Raquel Villanueva, 68, had doubts when their town’s agriculturist in Milaor sent her a message that a non-governmental organization was ready to give them assistance after Typhoon Rolly (international name: Goni) devastated their town in Camarines Sur province.
“Due to past experiences, I did not believe that we were actually going to receive help,” Villanueva said. “Two weeks later and after asking for inspiration from above, I received a text from Rice Watch Action Network (RWAN) regarding hydroponics.”
RWAN is a non-governmental organization committed to assisting communities of farmers build resilience through sustainable livelihood, promotion of low-cost technologies, and enhancing their adoptive capacity. For the Typhoon Rolly Recovery Program, Oxfam Philippines supported RWAN in providing assistance for several towns in Camarines Sur. This included hydroponics training and supplies. Hydroponics refers to a production method where plants are grown in a nutrient solution instead of soil.

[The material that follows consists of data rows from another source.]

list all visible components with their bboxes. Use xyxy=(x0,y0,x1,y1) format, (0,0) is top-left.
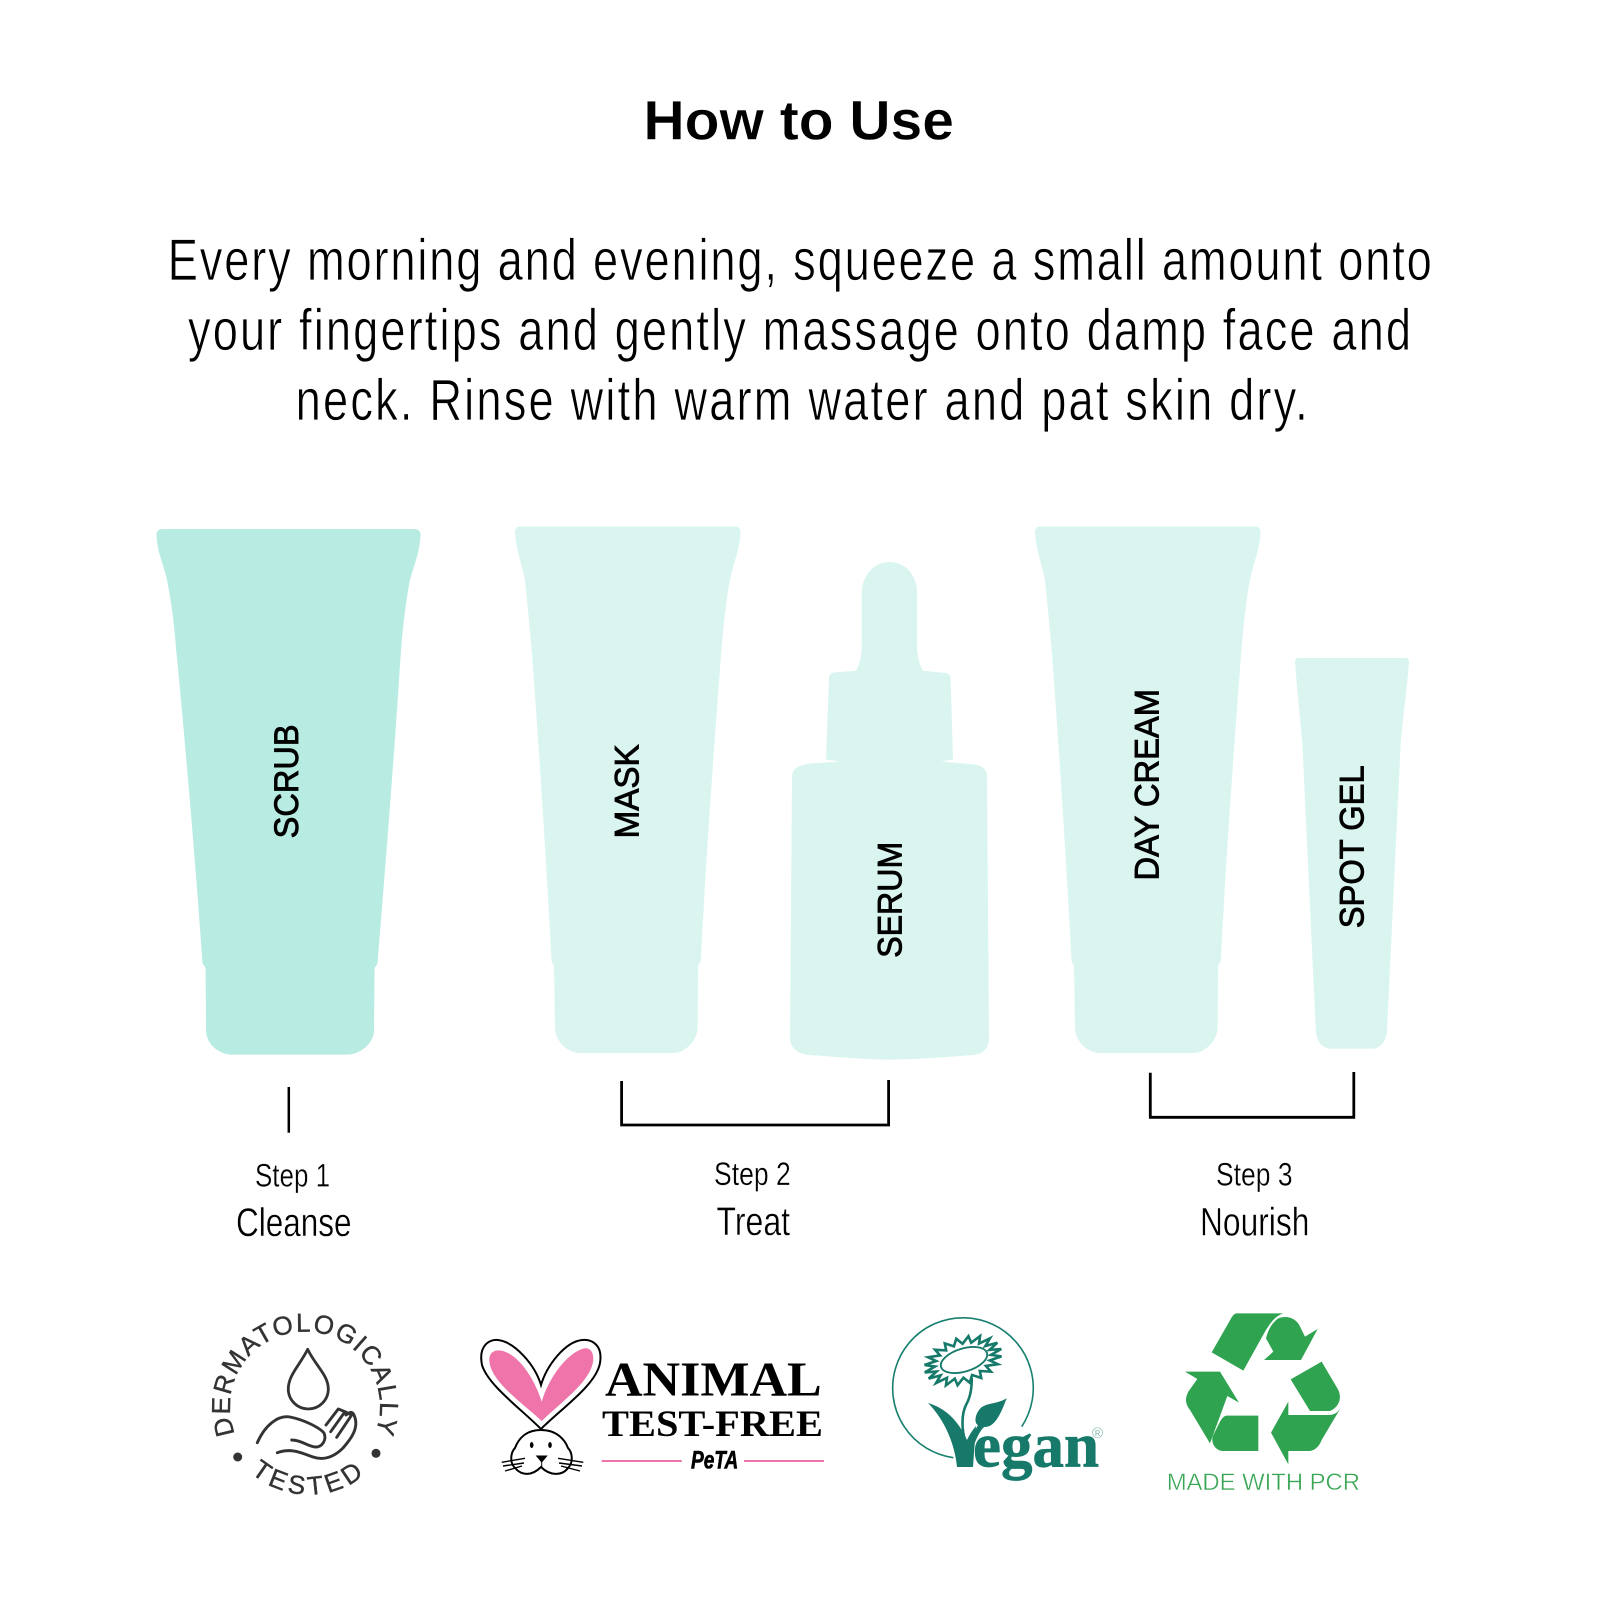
step 3 bracket xyxy=(1150,1072,1354,1117)
icon: bunny ears pink fill xyxy=(489,1348,593,1421)
step 2 label: Treat xyxy=(716,1200,790,1244)
badge: peta animal test-free: ANIMAL xyxy=(605,1352,822,1407)
step 2 label xyxy=(714,1156,791,1244)
icon: bunny ears heart xyxy=(481,1340,601,1429)
icon: recycling arrows xyxy=(1185,1313,1341,1464)
product: serum dropper bottle: SERUM xyxy=(872,842,910,958)
step 1 label: Step 1 xyxy=(255,1158,330,1194)
product: day cream tube: DAY CREAM xyxy=(1128,689,1166,880)
icon: bunny head xyxy=(502,1430,583,1474)
badge: made with pcr recycling: MADE WITH PCR xyxy=(1167,1469,1360,1496)
badge: vegan: egan xyxy=(973,1410,1099,1481)
badge: vegan: ® xyxy=(1092,1425,1103,1442)
step 1 connector xyxy=(288,1087,290,1133)
product: spot gel tube: SPOT GEL xyxy=(1334,765,1372,928)
instructions text block: Every morning and evening, squeeze a small amount onto xyxy=(168,229,1432,293)
icon: open hand xyxy=(257,1409,356,1458)
instructions text block: your fingertips and gently massage onto damp face and xyxy=(188,299,1411,363)
icon: sunflower xyxy=(918,1327,1008,1441)
instructions text block xyxy=(168,229,1432,433)
badge: dermatologically tested: TESTED xyxy=(256,1458,360,1495)
step 1 label xyxy=(236,1158,352,1245)
product: spot gel tube xyxy=(1295,658,1409,1049)
badge: peta animal test-free: PeTA xyxy=(691,1446,738,1474)
step 3 label: Step 3 xyxy=(1216,1157,1293,1193)
product: day cream tube xyxy=(1035,526,1260,1053)
step 1 label: Cleanse xyxy=(236,1201,352,1245)
title: How to Use xyxy=(644,88,954,152)
badge: made with pcr recycling xyxy=(1167,1313,1360,1496)
product: scrub tube xyxy=(156,529,420,1055)
step 2 label: Step 2 xyxy=(714,1156,791,1192)
icon: water drop xyxy=(288,1349,328,1409)
product: serum dropper bottle xyxy=(790,562,989,1060)
badge: dermatologically tested: DERMATOLOGICALLY xyxy=(212,1314,398,1437)
step 3 label xyxy=(1200,1157,1309,1245)
badge: peta animal test-free xyxy=(481,1340,824,1474)
step 3 label: Nourish xyxy=(1200,1201,1309,1245)
badge: peta animal test-free: TEST-FREE xyxy=(602,1404,823,1445)
badge: dermatologically tested xyxy=(212,1314,398,1495)
product: mask tube xyxy=(515,526,740,1053)
product: scrub tube: SCRUB xyxy=(268,724,306,838)
badge: vegan xyxy=(893,1318,1103,1481)
instructions text block: neck. Rinse with warm water and pat skin dry. xyxy=(296,369,1308,433)
icon: V stroke xyxy=(928,1403,976,1467)
product: mask tube: MASK xyxy=(608,744,646,838)
icon: leaf xyxy=(970,1398,1007,1445)
step 2 bracket xyxy=(622,1080,889,1125)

That fascinated Villanueva, who lives in Balagbag village, a flood-prone village in their town.
“Even without a typhoon, as long as there are extended rainfalls, our village will always be submerged under water,” she said.
Villanueva was quick to suggest to RWAN to talk to their association of farmers.
But the hydroponics was just the start of the many benefits to come to Villanueva and their farmer’s association.
The Buenavista-Balagbag Small Farmer’s Association consists of 53 farmers that have to maneuver small boats across rivers to get around their farms.
“Milaor is a flood-prone area,” explained Gary Perlado, area development staff for RWAN. “They are vulnerable to floods so they always have to harvest their crops before any unfavorable weather.”
They were given a Solar Bubble Driver (SBD) that was developed by the International Rice Research Institute (IRRI), the Hohenheim University in Germany and GrainPro.
While the drying bubble relies on its transparent top and the power of the sun to speed up the drying process for the grains, its blower can either be powered by electricity or solar panels.
“These two have been quite helpful to us. The hydroponics helped us gain extra income and savings, and with the solar dryer, we learn to live during the wet season,” Villanueva said.
She said they were tired of receiving canned sardines and instant noodles from politicians.
“With what the politicians are giving us, we will only live for a week,” Villanueva recalled. “If you want to help us, do it with something that will help us (sustain our work).”
Typhoon Rolly, the world’s strongest typhoon that made landfall in 2020, left widespread damage and destruction throughout the Bicol region. Milaor, Villanueva’s hometown with 20 villages, was not spared.
Seventeen of its barangays recorded flooding according to the reports sent by the Municipal Disaster Risk Reduction and Management Office (MDRRMO) to the Office of Civil Defense (OCD).
Throughout the Camarines Sur province, ‘Rolly’s’ damage to agriculture was P1.1 billion or $21.8 million, according to the OCD.
RWAN Executive Director Hazel Tanchuling said that the SBD is part of their organization’s and Oxfam’s promotion of low-emission technologies in the agriculture sector.
“They are very important especially in the case of Bicol since Bicol has a Type II climate because it is on the eastern seaboard, meaning it has shorter dry seasons,” Tanchuling said. “And especially during the harvest time of October and November, it’s rainy.”
While the solar dryer helps the farmers dry their palay, it also solves another problem for the Villanueva.
“When you harvest the palay, I don’t know if you can call it ‘pagsasamantala’ (exploitation), but [rice traders] will say all sorts of things and will buy your produce for a very low price,” she said, explaining the play soaked in rain would get discolored. “Where does that lead the farmers? We can’t sell it to other traders because the market is being monopolized.”
Freshly harvested rice, those that did not undergo drying before being sold to the market, are bought by rice traders for as low as P12.50. Just to break even, farmers and Villanueva need to sell their rice for at least P15 per kilo.
Adding to their burden is the Rice Tariffication Law that was passed a year before the COVID-19.
“We’re already on our knees, but we continuously get trampled on. They are burying us even more in the mud,” she said.
Ease of Use
Villanueva said elderly farmers like her don’t have any problem setting up the solar dryer.
“It’s so easy to operate. Even at my age, it’s very easy for me and it’s not hazardous to my health because I don’t inhale dust from the palay,” she said.
“Two people or even just one person can operate it. A woman can operate it. Even a person with a disability,” RWAN’s Perlado said.
Augusto Molleda, the Buenavista-Balagbag Small Farmer’s Association president, said that the solar dryer is helpful even to non-members who borrow the equipment for only P150 for 12 hours. One dryer, which is supported by an electric-powered blower, can fit up to 500 kilos or 10 sacks of rice.
Oxfam Philippines and its partner organizations implement solar and other sustainable solutions for its humanitarian projects to help limit global warming. For this year’s World Humanitarian Day, organizations are highlighting the need to address the climate crisis, which has already affected millions of people, especially those from vulnerable groups.